An audit is a formal review of a person's, company's or organization's financial accounts and statements. A bank audit is a routine procedure that reviews a financial institution to make sure it is in compliance with all regulations and industry best practices.

The 2008 financial crisis revealed many weaknesses in financial institutions' risk management, governance and controls. As a result, the use of quality bank audits has been prioritized to protect American consumers.

The Purpose of the Audit

One of the primary reasons for performing bank audits is to provide an objective evaluation of a bank's business activities, information systems and controls. A financial institution's key areas vary based on the services it offers, the risk of fraud and the complexity of the systems it has in place.

A bank audit should reveal whether a bank has sound, ethical practices that abide by regulations put in place to protect consumers.

Types of Bank Audits

Audits fall into one of two categories: internal or external.

Internal bank audits play the role of risk management and work as part of the ongoing monitoring of a bank's internal controls and financial assessment procedures. These audits assess the competence of a bank's policies and procedures, as well as its compliance with them.

Specific tasks may include reviewing the accuracy of financial statements, evaluating the amount of risk the company is taking on and analyzing how it assesses its capital.

Generally speaking, external audits are preferred for bank audits because it is more likely that the auditors can be objective in observations and reporting if they do not have any direct ties to the organization being audited.

Both internal and external auditors serve the same purpose in that they perform their duties to be assured that the bank's financial statements and operations are free of mistakes and inefficiencies.

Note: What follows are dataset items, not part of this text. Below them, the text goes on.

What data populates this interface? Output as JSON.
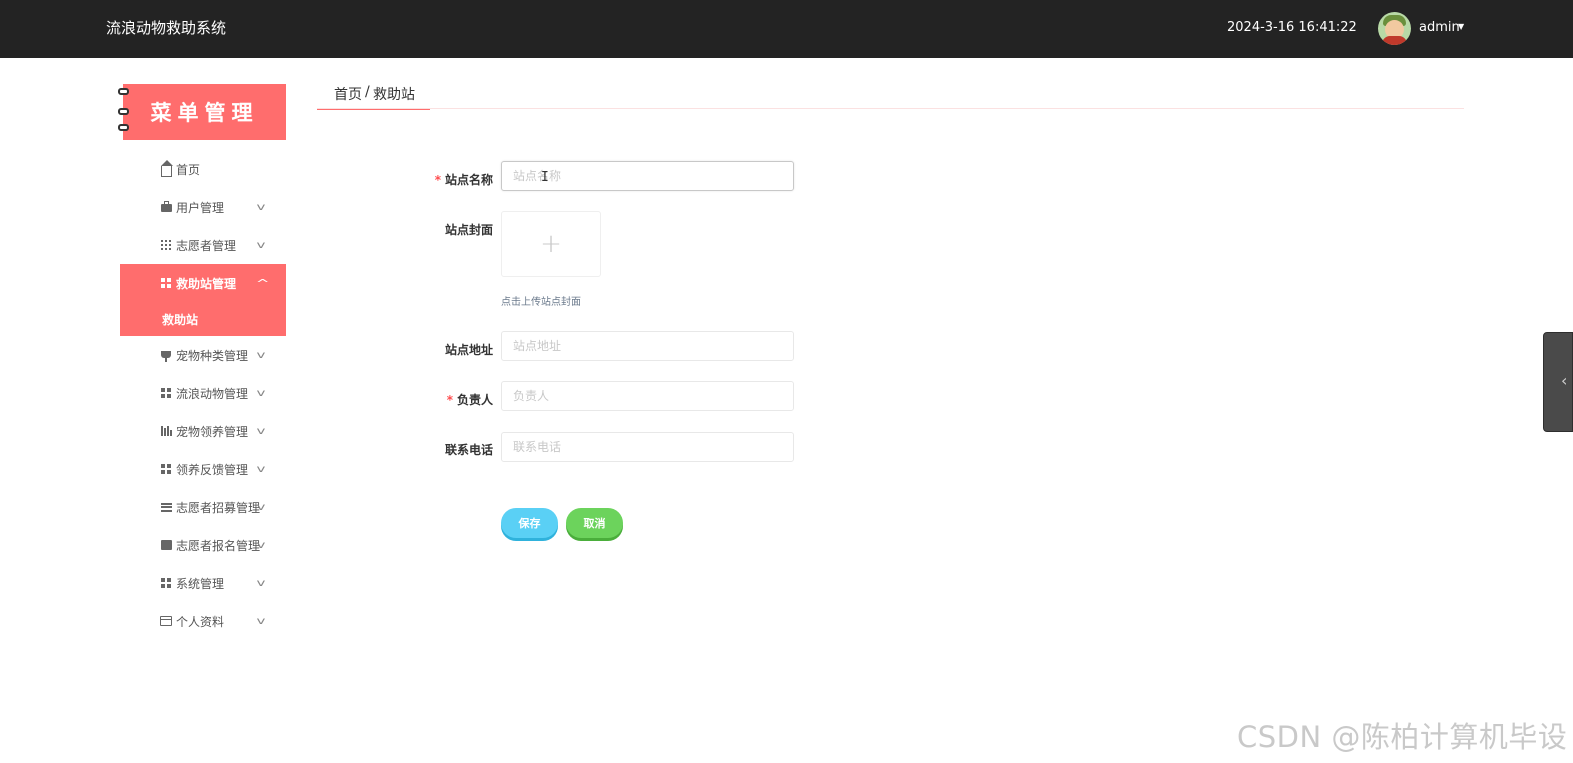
{
  "header": {
    "app_title": "流浪动物救助系统",
    "datetime": "2024-3-16 16:41:22",
    "username": "admin"
  },
  "sidebar": {
    "banner": "菜单管理",
    "items": [
      {
        "label": "首页",
        "icon": "home-icon",
        "has_chevron": false
      },
      {
        "label": "用户管理",
        "icon": "briefcase-icon",
        "has_chevron": true
      },
      {
        "label": "志愿者管理",
        "icon": "grid-dots-icon",
        "has_chevron": true
      },
      {
        "label": "救助站管理",
        "icon": "grid-icon",
        "has_chevron": true,
        "active": true
      },
      {
        "label": "宠物种类管理",
        "icon": "cup-icon",
        "has_chevron": true
      },
      {
        "label": "流浪动物管理",
        "icon": "grid-icon",
        "has_chevron": true
      },
      {
        "label": "宠物领养管理",
        "icon": "bars-icon",
        "has_chevron": true
      },
      {
        "label": "领养反馈管理",
        "icon": "grid-icon",
        "has_chevron": true
      },
      {
        "label": "志愿者招募管理",
        "icon": "list-icon",
        "has_chevron": true
      },
      {
        "label": "志愿者报名管理",
        "icon": "chart-icon",
        "has_chevron": true
      },
      {
        "label": "系统管理",
        "icon": "grid-icon",
        "has_chevron": true
      },
      {
        "label": "个人资料",
        "icon": "card-icon",
        "has_chevron": true
      }
    ],
    "sub_item": "救助站"
  },
  "breadcrumb": {
    "home": "首页",
    "separator": "/",
    "current": "救助站"
  },
  "form": {
    "station_name": {
      "label": "站点名称",
      "required": true,
      "placeholder": "站点名称",
      "value": ""
    },
    "cover": {
      "label": "站点封面",
      "upload_tip": "点击上传站点封面"
    },
    "address": {
      "label": "站点地址",
      "placeholder": "站点地址",
      "value": ""
    },
    "manager": {
      "label": "负责人",
      "required": true,
      "placeholder": "负责人",
      "value": ""
    },
    "phone": {
      "label": "联系电话",
      "placeholder": "联系电话",
      "value": ""
    },
    "required_mark": "*",
    "save_label": "保存",
    "cancel_label": "取消"
  },
  "watermark": "CSDN @陈柏计算机毕设",
  "colors": {
    "topbar": "#232323",
    "accent": "#ff6d6d",
    "save_button": "#5ad0f5",
    "cancel_button": "#6cd35c"
  }
}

However, external audits may be more thorough because the external audit is the sole job of the auditor, whereas employees doing internal audits may have other job responsibilities that get in the way.

Compliance With Regulations

One of the more important parts of the bank audit process involves checking on the compliance of financial institutions. Auditors need to make sure banks are following federal, state and local regulations, as well as their own policies. These regulations are put in place to protect consumers, and violations could endanger people.

If problems are found, bank auditors usually make recommendations to improve the procedures.

Using Substantive Analytics

Auditors use substantive analytics to check a company's financial statements for errors and material misstatements, which is information so incorrect that it misleads individuals who use the data for decision-making. These procedures focus on plausible relationships between financial data and nonfinancial data.

For example, if the number of loans a bank distributed decreases, an auditor expects to see a decrease in interest earned. If this information does not reasonably correlate, it is the auditor's job to identify the reason behind it.

An audit test of controls goes hand in hand with substantive analytics because it tests the controls put in place to prevent material misstatements from happening. If a financial institution's controls are strong, they not only prevent mishaps from taking place, but also detect current inefficiencies.

An auditor who finds an error during a test of controls usually conducts further testing with a larger sample size to see if the issue is systemwide.